Try to clone your top performers.

  • Pymetrics leads your best employees through a series of neuroscience games to gauge traits--like risk-taking, focus, and fairness--and then candidates are put through the paces. Algorithms score how closely their traits align with those of top team members. Tesla, Unilever, and LinkedIn have jumped on this gamified AI platform.

Predict the future.

  • Other basic tools can scan a resume. But Uncommon, which moved out of beta in February, has a predictive element: Using a candidate's previous experience-- and redacting names, ages, and schools--the AI platform creates a merit-based profile. It ranks how well that person will meet or exceed job requirements, even if his or her resume doesn't include a given skill. Before launching Uncommon, the team trained the platform on more than 50 million resumes and six million job descriptions.

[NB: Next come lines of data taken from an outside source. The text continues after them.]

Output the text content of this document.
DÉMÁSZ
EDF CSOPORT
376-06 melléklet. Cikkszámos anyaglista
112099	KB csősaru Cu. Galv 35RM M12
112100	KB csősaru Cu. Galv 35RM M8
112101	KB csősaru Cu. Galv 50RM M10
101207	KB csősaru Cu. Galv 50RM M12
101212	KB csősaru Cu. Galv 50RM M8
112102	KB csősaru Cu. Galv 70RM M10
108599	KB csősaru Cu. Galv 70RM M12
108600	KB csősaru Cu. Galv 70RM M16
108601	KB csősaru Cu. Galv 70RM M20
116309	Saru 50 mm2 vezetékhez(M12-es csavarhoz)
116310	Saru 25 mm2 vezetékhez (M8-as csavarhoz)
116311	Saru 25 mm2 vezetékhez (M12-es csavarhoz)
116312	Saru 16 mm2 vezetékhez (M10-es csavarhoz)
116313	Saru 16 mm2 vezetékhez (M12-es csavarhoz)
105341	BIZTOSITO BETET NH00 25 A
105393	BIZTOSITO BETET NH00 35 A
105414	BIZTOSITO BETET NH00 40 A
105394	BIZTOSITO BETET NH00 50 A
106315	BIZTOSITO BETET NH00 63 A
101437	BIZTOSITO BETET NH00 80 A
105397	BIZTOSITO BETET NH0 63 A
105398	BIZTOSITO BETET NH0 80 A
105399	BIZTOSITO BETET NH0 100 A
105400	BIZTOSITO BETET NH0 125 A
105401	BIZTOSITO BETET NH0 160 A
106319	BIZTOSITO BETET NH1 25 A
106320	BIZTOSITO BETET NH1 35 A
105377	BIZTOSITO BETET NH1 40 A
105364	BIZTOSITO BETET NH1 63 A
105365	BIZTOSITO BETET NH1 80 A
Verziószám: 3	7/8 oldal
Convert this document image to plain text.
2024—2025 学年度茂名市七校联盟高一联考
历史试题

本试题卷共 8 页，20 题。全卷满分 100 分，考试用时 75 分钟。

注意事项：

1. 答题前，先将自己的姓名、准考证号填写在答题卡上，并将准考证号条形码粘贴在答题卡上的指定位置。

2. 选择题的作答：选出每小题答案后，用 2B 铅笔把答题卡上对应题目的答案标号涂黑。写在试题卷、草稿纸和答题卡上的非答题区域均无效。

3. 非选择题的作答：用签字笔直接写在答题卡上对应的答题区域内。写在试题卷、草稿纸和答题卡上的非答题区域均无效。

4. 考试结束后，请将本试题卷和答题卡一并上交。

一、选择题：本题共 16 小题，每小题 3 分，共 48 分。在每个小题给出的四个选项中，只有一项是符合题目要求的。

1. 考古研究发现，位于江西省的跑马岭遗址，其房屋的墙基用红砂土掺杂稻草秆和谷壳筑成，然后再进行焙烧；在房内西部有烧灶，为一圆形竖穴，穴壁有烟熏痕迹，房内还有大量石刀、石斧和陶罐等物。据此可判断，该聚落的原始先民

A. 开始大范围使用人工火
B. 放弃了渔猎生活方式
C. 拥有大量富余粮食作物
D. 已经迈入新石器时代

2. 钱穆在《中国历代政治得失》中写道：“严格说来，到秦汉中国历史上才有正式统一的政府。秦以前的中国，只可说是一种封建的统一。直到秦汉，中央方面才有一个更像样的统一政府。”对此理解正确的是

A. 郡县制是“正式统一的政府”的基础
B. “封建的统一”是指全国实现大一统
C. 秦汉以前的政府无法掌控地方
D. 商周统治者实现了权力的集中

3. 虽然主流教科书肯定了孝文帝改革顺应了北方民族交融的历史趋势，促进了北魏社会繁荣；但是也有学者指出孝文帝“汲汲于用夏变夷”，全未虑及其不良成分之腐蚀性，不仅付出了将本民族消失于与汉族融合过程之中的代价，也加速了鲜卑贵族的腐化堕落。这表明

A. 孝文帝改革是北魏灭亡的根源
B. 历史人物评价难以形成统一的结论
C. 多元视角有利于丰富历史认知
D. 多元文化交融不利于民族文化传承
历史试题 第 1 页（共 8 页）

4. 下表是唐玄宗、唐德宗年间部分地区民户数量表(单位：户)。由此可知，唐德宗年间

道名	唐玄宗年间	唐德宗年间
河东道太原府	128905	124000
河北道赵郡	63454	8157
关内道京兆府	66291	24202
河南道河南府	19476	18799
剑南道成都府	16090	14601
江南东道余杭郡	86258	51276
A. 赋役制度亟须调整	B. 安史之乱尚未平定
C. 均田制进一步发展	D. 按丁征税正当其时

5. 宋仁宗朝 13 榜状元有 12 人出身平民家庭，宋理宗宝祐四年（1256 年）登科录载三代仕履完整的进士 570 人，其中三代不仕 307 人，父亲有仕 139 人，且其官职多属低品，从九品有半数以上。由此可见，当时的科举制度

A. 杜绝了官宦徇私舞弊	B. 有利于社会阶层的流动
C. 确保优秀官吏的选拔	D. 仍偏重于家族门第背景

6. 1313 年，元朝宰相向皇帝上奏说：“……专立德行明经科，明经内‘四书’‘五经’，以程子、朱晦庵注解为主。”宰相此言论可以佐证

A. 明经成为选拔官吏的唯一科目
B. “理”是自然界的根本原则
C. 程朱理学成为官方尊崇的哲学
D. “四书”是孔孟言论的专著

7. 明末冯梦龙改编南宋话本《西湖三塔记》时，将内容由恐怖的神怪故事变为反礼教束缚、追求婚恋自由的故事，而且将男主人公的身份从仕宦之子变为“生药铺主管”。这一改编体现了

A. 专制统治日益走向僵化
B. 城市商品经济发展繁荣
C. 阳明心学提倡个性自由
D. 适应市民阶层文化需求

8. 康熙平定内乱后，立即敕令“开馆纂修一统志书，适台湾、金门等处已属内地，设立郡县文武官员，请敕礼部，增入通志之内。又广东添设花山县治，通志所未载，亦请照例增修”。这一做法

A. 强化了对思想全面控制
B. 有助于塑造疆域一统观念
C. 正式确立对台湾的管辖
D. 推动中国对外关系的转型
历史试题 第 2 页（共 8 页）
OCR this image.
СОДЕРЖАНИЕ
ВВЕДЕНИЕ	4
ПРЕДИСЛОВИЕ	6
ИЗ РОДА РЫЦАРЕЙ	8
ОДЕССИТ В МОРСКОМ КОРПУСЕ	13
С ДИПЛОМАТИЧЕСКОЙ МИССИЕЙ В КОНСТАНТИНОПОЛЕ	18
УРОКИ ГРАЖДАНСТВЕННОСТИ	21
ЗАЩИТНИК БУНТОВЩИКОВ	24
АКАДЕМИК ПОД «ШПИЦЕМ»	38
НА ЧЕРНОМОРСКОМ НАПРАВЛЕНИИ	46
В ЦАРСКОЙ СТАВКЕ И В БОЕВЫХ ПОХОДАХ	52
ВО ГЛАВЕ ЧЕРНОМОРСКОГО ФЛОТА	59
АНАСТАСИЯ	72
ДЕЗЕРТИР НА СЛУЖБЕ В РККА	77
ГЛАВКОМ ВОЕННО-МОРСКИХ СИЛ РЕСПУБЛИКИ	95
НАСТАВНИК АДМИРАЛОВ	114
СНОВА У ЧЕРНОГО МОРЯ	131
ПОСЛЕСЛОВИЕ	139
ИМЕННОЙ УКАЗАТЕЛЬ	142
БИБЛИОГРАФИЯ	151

Then it had companies like Amazon, Lyft, and Etsy take it for a ride. When humans reviewed the platform's picks, they were in agreement 98 percent of the time.

Put on your bias blinders.

Many hiring managers default to Ivy Leaguers, or weed out those with attributes not similar to the age or ethnic makeup of their company. Don't leave incredible talent on the table just because they don't look like you.

  • Airbnb and Twitter, among others, have tested Blendoor, which captures candidate data from whatever applicant tracking system you're using, and then removes info such as names, photos, and dates. This strips out details like race, age, and gender.
  • Does a female voice or a foreign accent affect your hiring decision? Not with Interviewing.io, which runs interviews using voice-masking tools for tech candidates who pass rigorous mock interviews. Twitch, Lyft, and Asana are early embracers.

Test their skills, not their talking points.

  • You can set up coding interviews (even if you don't know how to write code) with Filtered's database of thousands of exercises, ranging from basic to advanced.
  • GapJumpers steers job descriptions away from subjective filler like "passion" and "team player," and creates objective tests for candidates, pulling from more than 4,000 skill challenges. "This takes away the fear that hiring managers will lower the bar for quality, because they see the quality before they see the person," says CEO Kedar Iyer.